Weekly Market Update - Monday, May 4, 2026

In this week's edition:

·    U.S. Equities Closed in Record Amid Strong Corporate Earnings and a Pullback in Oil Prices.

·    Gold Prices Fell 2.02% W/W, As Bullion Continues to Lose Appeal Amid Ongoing U.S. vs Iran Peace Talks and Persistent Inflation Concerns.

·    Ghana’s Treasury Auction Undersubscribed by 11.4%, Marking Eighth Consecutive Shortfall as Yields Show Mixed Movement

·    GSE Edges Higher as Financial Stocks Weigh on Momentum, ADB Saw First Move After a Long Flat Trading; GSE‑CI 1.73% W/W to 72.52% YTD, While GSE‑FI Dropped 0.02% W/W to 90.21% YTD

Kindly click to view the full report: Global Market Update - May 4, 2026

AROUND THE GLOBE   

·    United States Q1 Growth Rebounds but Misses Expectations

o   The US economy grew at an annualized 2.0% in Q1 2026, up from 0.5% in Q4 but below expectations of 2.3%. Growth was driven by a rebound in government spending (4.4%) and strong private investment (8.7%), with business spending surging on AI-related investments. However, consumer spending slowed to 1.6%, reflecting softer demand. Net trade weighed on growth, as imports (21.4%) outpaced exports (12.9%), offsetting gains from domestic demand and highlighting external sector drag.

·    ECB Holds Rates as Iran War Raises Inflation Risks

o   The European Central Bank (ECB) left interest rates unchanged at its April meeting, keeping the main refinancing rate at 2.15% and the deposit facility at 2.0%, as policymakers assess the economic impact of the Iran war. Officials highlighted rising upside risks to inflation and increasing downside risks to growth, while noting that long-term inflation expectations remain anchored despite a rise in short-term pressures. ECB President Christine Lagarde said the decision was unanimous, though policymakers debated alternatives, including a potential rate hike, reflecting heightened uncertainty around the outlook.

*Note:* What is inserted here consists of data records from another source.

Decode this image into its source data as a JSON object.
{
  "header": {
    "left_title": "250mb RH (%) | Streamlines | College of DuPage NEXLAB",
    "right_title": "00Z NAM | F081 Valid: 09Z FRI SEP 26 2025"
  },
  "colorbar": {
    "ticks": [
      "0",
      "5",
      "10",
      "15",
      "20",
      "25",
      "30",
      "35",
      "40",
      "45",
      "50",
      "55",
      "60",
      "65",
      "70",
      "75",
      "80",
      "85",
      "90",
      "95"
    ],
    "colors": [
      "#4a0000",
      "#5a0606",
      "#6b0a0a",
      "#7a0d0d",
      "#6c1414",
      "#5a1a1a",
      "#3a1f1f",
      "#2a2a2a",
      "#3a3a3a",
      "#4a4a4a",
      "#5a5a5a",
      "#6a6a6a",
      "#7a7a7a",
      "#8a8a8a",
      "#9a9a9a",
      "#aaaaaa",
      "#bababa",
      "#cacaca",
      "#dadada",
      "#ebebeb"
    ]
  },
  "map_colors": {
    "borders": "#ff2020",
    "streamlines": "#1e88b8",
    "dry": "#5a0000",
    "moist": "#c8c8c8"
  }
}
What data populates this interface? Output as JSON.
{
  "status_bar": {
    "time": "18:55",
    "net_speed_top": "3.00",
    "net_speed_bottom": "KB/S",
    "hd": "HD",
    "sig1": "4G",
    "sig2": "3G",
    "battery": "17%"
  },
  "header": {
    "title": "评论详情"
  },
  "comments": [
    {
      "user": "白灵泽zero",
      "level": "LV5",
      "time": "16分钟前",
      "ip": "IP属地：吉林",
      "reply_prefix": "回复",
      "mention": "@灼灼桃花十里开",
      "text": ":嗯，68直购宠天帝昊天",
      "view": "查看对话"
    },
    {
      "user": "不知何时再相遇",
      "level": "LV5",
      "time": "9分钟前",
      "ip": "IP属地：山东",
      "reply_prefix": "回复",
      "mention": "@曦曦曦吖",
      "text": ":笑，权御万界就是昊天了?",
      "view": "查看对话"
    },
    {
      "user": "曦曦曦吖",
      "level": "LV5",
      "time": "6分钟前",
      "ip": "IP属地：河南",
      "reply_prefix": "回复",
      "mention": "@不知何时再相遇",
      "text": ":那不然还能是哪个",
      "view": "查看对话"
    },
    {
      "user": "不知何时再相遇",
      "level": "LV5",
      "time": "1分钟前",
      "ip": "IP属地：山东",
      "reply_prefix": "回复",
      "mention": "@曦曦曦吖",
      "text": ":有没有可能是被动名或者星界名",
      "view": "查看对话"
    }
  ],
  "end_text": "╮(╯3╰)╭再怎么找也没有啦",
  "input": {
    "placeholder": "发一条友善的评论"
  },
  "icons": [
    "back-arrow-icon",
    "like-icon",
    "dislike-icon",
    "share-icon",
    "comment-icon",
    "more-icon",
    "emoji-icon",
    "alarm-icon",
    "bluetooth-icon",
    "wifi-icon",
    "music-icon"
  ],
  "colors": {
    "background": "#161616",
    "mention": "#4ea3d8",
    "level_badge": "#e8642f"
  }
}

·    Eurozone Annual GDP Growth Slows to 0.8% in Q1

o   Euro area GDP grew by 0.8% year-on-year in Q1 2026, slowing from 1.3% in the previous quarter and missing expectations of 0.9%, marking the weakest expansion since Q2 2022. The slowdown reflects higher energy costs linked to the Middle East conflict, which weighed on household consumption across major economies. Growth eased in France, Germany, Italy, and the Netherlands, while Spain remained the standout performer, expanding by 2.7%. The data point to weakening momentum in the bloc amid rising external pressures and softer domestic demand.

·    Bank of England Holds Rates as Iran Conflict Clouds Outlook

o   The Bank of England voted 8–1 to keep the Bank Rate at 3.75% in April 2026, with one member supporting a hike to 4% and others signaling openness to further tightening if needed. Policymakers flagged heightened uncertainty from the Middle East conflict, particularly its impact on energy prices. Inflation has risen to 3.3% and is expected to increase further, raising concerns about second-round effects on wages and pricing. However, a softening labour market, weaker growth, and tighter financial conditions are expected to help contain inflationary pressures over time.

·    Eurozone Inflation Surges to 3% on Energy Shock

o   Euro area inflation rose to 3.0% in April 2026, the highest since September 2023, up from 2.6% in March and slightly above expectations. The increase was driven mainly by a 10.9% jump in energy prices, the strongest since early 2023, amid the Middle East conflict. Food and industrial goods inflation also edged higher, while services inflation slowed to 3.0%. Core inflation eased slightly to 2.2%. Inflation accelerated across major economies, including Germany, France, Italy, and Spain, reflecting broad-based price pressures.

·    People's Bank of China to Inject CNY 300 Billion via Reverse Repo

o   The People’s Bank of China will inject CNY 300 billion into the banking system through an outright reverse repo operation on May 6, aiming to maintain ample liquidity and stabilize financial market conditions. The operation will be conducted via interest-rate bidding under a fixed-quantity framework, with a 91-day tenor, signaling continued monetary support to ensure stable funding conditions and reinforce liquidity management in the banking system.

  •  GHANA

·    Bank of Ghana Releases Financial Results for Full Year 2025

o   The Bank of Ghana’s 2025 financial statements show a loss of GH¢15.63 billion, driven largely by policy costs aimed at stabilizing the economy. Operational income more than doubled to GH¢22.28 billion, supported by gold-related gains and other income sources. However, this was offset by a sharp rise in operating expenses, particularly open market operations, which reached GH¢16.73 billion. The Bank’s equity position remained negative at GH¢93.82 billion due to the Domestic Debt Exchange Programme and monetary policy actions, despite improved income from reserves, fees, and gold sales.

  •  AFRICA

·    South Africa Trade Surplus Narrows on Import Surge

o   South Africa’s trade surplus narrowed to ZAR 31.9 billion in March 2026 from a revised ZAR 35.9 billion in February, as imports grew faster than exports. Imports jumped 18.4% to ZAR 156 billion, led by gains in vehicles, machinery, chemicals, and mineral products. Exports rose 12.1% to ZAR 188 billion, supported by stronger shipments of minerals, chemicals, and transport equipment, though base metals declined 7%. The widening import bill outweighed export growth, reflecting stronger domestic demand and elevated industrial input purchases during the month across key trading categories and supply chains in South Africa.

·    Nigeria Private Sector Growth Strengthens in April

o   Nigeria’s PMI rose to 52.4 in April 2026 from 51.9 in March, signaling continued expansion in private sector activity. Output grew steadily on stronger demand and rising new orders, despite fuel cost pressures linked to Middle East tensions. Employment and purchasing activity increased, while inventories rose at the fastest pace in five months as firms built buffers. Most sectors recorded gains except services. Business sentiment improved, with firms planning expansion through new branches and market entry, though confidence remained constrained by persistent cost inflation and input price pressures across the economy during the period.